Iva - contratto di appalto: somme a titolo di integrazione del prezzo

Le somme corrisposte nell’ambito di un contratto di appalto che rappresentano, di fatto, un’integrazione del corrispettivo per una prestazione effettivamente resa assumono la natura di corrispettivi supplementari, perdendo la funzione indennitaria e rientrano, pertanto, nel campo di applicazione dell’Iva.

Suggerimento n. 425/65 del 1° settembre 2025


Con Risposta n. 215 del 19 agosto 2025 l’Agenzia delle Entrate ha fornito alcune precisazioni in merito alla qualificazione giuridica delle somme dovute da un’impresa appaltante all’impresa appaltatrice incaricata della costruzione di un edificio.

In particolare, nel caso esaminato, in seguito a ritardi nella prosecuzione del progetto, imputati alla committente, l’impresa appaltatrice otteneva dal giudice una sentenza di condanna al pagamento dei maggiori oneri connessi a ritardi addebitabili alla committente stessa.

La questione posta all’attenzione dell’Agenzia delle Entrate verte sulla necessità o meno di applicare l’Iva alle somme versate, valutandone la loro natura, meramente risarcitoria o strettamente sinallagmatica.
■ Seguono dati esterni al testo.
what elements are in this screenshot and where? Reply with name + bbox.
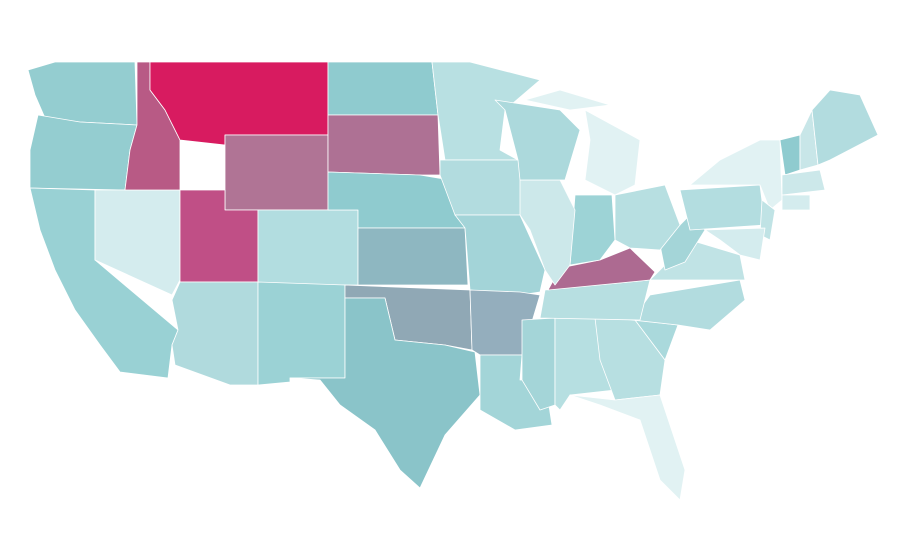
state [569, 394, 686, 501]
state [327, 114, 441, 176]
state [289, 297, 481, 489]
state [811, 89, 879, 166]
state [439, 159, 531, 216]
state [704, 227, 766, 261]
state [584, 109, 641, 196]
state [224, 134, 329, 211]
state [494, 99, 581, 181]
state [781, 169, 826, 196]
state [689, 139, 783, 211]
state [357, 227, 469, 286]
state [327, 61, 439, 116]
state [257, 209, 359, 286]
state [569, 194, 616, 266]
states [27, 61, 879, 501]
state [149, 61, 329, 146]
state [524, 89, 611, 111]
state [631, 279, 746, 331]
state [431, 61, 541, 161]
state [781, 194, 811, 211]
state [779, 134, 801, 176]
state [29, 114, 138, 191]
state [257, 281, 346, 386]
state [519, 179, 576, 286]
state [679, 184, 766, 231]
state [27, 61, 138, 126]
state [171, 281, 259, 386]
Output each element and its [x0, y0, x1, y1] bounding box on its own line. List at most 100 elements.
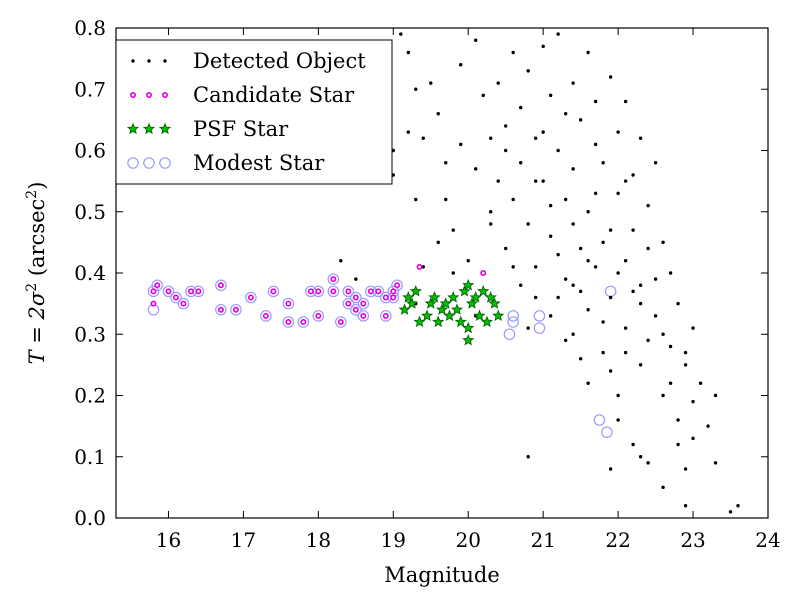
- data-point: [488, 297, 501, 309]
- data-point: [474, 38, 478, 42]
- data-point: [177, 297, 190, 310]
- legend-marker: [159, 157, 171, 169]
- data-point: [623, 259, 628, 263]
- data-point: [413, 315, 426, 328]
- data-point: [451, 271, 455, 275]
- data-point: [375, 288, 382, 295]
- data-point: [638, 136, 643, 140]
- data-point: [548, 93, 553, 98]
- data-point: [481, 93, 485, 98]
- data-point: [616, 393, 620, 398]
- data-point: [245, 291, 257, 304]
- x-tick-label: 21: [530, 528, 555, 552]
- y-axis-label-main: T = 2σ: [25, 291, 49, 364]
- data-point: [631, 173, 635, 177]
- y-axis-label-sup2: 2: [24, 190, 40, 199]
- data-point: [586, 308, 590, 312]
- legend-marker: [163, 59, 167, 63]
- legend-box: [115, 39, 393, 185]
- data-point: [270, 288, 277, 295]
- y-tick-label: 0.4: [74, 261, 106, 285]
- data-point: [601, 240, 605, 245]
- data-point: [593, 99, 598, 104]
- data-layer: [147, 32, 740, 514]
- data-point: [330, 288, 337, 295]
- data-point: [728, 510, 733, 514]
- data-point: [195, 288, 202, 295]
- data-point: [337, 318, 344, 325]
- data-point: [676, 442, 680, 447]
- data-point: [391, 279, 403, 292]
- data-point: [563, 277, 568, 281]
- data-point: [736, 504, 740, 508]
- y-tick-label: 0.5: [74, 200, 106, 224]
- y-axis-label-sup1: 2: [24, 283, 40, 292]
- data-point: [706, 424, 710, 428]
- data-point: [217, 282, 224, 289]
- data-point: [150, 288, 157, 295]
- data-point: [342, 285, 355, 298]
- y-axis-label: T = 2σ2 (arcsec2): [24, 182, 49, 365]
- data-point: [548, 314, 553, 318]
- y-tick-label: 0.2: [74, 384, 106, 408]
- y-tick-label: 0.3: [74, 322, 106, 346]
- data-point: [556, 32, 560, 36]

Al riguardo, l’Amministrazione finanziaria ritiene necessario verificare se, tali somme, rappresentano un corrispettivo per una prestazione ricevuta o se, al contrario, si tratta di un risarcimento per inadempimento o irregolarità di obblighi contrattuali.

La normativa dispone, infatti, l’esclusione dal computo dalla base imponibile Iva delle somme dovute a titolo di interessi moratori o di penalità per ritardi o altre irregolarità nell’inadempimento degli obblighi del cessionario o del committente mentre è prevista l’imponibilità ad Iva delle prestazioni di servizio verso corrispettivo dipendenti da contratti di appalto.

In sostanza, per verificare se una somma di denaro rientri, o meno, nel campo di applicazione Iva, occorre verificare l’esistenza del presupposto oggettivo di applicazione dell’imposta, ossia se sussista una correlazione tra l’operazione realizzata e i versamenti in denaro. L’assenza di tale correlazione fa venire meno il presupposto dell’imponibilità dell’operazione.

Nel caso di specie, l’Agenzia delle Entrate ha precisato che, a prescindere dalla qualificazione giuridica delle somme da versare fornita dal giudice in sede di condanna, ciò che rileva è il fatto che la prestazione derivante dal contratto di appalto è stata comunque eseguita. Di conseguenza, a fronte dell’esecuzione della prestazione derivante dal contratto di appalto, la somma che il committente deve corrispondere all’impresa in relazione ai “maggiori oneri diretti e indiretti” da essa subiti, costituisce un corrispettivo supplementare rispetto a quello originario e, pertanto, va assoggettata ad Iva.